Comparative ignorance: Not knowing the facts about similar deals leads to ignorance of the comparisons and it allows one to judge the proposal emotionally rather than on actual statistics / results from the experiences of others. The way to overcome a few of uncertainty is to look at a potential range of outcomes (based on an analysis of at least eight analogous cases), and to make sure that the worst-case scenario will not jeopardize the viability of the company.

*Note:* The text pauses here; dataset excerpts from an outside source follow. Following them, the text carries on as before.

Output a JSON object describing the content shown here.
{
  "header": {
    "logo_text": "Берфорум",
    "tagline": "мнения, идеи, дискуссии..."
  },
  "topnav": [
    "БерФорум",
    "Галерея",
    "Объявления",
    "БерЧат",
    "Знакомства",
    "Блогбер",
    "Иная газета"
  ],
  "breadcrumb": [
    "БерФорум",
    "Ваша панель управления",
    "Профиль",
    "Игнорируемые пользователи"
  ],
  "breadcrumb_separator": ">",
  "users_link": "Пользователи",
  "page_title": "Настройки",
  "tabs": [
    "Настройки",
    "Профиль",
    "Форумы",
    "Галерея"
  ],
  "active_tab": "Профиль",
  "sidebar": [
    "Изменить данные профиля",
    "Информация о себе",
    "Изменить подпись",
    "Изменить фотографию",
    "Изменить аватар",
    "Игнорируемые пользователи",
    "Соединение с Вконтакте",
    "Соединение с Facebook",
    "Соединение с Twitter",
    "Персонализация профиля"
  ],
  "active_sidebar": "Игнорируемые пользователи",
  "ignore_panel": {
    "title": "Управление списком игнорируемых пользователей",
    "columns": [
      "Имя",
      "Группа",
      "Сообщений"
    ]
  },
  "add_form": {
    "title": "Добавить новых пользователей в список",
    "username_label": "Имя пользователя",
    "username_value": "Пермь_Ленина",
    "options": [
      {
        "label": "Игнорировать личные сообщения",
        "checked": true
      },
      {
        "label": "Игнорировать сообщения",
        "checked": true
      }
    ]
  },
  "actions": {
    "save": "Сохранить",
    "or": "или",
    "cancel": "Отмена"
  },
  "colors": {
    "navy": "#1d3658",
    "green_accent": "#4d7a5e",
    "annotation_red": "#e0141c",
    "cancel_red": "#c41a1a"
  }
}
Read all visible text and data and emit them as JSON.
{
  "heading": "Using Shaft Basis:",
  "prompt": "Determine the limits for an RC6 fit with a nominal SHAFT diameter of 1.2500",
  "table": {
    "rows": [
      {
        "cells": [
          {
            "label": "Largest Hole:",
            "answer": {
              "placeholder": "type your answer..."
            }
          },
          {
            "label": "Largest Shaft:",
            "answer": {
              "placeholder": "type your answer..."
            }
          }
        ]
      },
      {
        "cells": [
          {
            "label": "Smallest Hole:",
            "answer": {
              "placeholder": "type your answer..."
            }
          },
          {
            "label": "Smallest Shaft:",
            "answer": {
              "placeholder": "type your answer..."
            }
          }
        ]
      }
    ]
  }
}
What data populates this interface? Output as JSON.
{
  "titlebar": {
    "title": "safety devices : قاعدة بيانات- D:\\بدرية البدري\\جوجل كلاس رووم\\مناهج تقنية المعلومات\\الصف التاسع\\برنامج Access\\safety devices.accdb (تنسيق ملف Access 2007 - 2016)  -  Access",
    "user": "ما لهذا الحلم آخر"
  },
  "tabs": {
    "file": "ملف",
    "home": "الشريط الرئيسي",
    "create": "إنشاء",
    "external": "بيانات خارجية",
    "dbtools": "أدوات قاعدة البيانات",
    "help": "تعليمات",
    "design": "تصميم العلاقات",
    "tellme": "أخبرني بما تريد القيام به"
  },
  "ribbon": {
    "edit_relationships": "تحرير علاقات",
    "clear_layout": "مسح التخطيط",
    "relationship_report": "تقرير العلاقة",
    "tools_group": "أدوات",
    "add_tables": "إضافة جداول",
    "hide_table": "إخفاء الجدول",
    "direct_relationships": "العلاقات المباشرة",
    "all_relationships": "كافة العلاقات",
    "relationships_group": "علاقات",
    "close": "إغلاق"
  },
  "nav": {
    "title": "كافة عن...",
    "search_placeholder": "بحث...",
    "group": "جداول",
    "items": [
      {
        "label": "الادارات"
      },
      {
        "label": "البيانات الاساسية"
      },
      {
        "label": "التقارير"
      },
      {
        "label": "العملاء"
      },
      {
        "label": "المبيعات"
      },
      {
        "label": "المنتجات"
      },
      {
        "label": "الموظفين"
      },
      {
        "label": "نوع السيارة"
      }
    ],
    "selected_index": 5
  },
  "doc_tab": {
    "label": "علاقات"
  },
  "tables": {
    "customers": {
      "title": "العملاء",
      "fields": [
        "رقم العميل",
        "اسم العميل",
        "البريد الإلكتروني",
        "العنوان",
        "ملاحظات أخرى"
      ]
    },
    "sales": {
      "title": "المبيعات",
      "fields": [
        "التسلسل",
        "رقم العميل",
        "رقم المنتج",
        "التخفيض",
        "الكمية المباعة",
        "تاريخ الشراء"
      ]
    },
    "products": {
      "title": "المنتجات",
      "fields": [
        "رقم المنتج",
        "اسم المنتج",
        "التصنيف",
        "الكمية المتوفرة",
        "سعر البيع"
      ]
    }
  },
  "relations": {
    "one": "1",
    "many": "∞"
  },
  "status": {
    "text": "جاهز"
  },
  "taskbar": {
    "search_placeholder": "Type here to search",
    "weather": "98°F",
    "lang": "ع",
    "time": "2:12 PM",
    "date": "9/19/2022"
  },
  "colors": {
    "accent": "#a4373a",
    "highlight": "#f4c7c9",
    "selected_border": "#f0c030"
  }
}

Mergers and acquisitions are complex, costly, and risky. However, when considered within the context of overall growth strategies, it is often not possible to grow without acquisitions particularly in areas of high competition and established brands.

De-risking the M&A process by eliminating bias in a systematic and consistent manner has been demonstrated to be effective for organizations seeking to grow, especially in times of radical technological change and innovation.


Kahneman, D. (2003). A perspective on judgment and choice: mapping bounded rationality. The American Psychologist, 58(9), 697-720.

Kahneman, D., & Klein, G. (2009). Conditions for intuitive expertise: a failure to disagree. The American Psychologist, 64(6), 515-526.

Kahneman, D., Lovallo, D., & Sibony, O. (2011). Before you make that big decision. Harvard Business Review, 89(6), 50-60.

Kahneman, D.; Tversky, A. (1979). “Prospect theory: An analysis of decisions under risk”. Econometrica 47 (2): 263–291. doi:10.2307/1914185. JSTOR 1914185.

Lovallo, D., & Kahneman, D. (2003). Delusions of success. How optimism undermines executives’ decisions. Harvard Business Review, 81(7), 56.

Thaler, R.; Sunstein, C. (2008). Nudge: Improving Decisions About Health, Wealth, and Happiness. NY: Caravan.

Tversky, A.; Kahneman, D. (1973). “Availability: A heuristic for judging frequency and probability”. Cognitive Psychology 5 (2): 207–232. doi:10.1016/0010-0285(73)90033-9.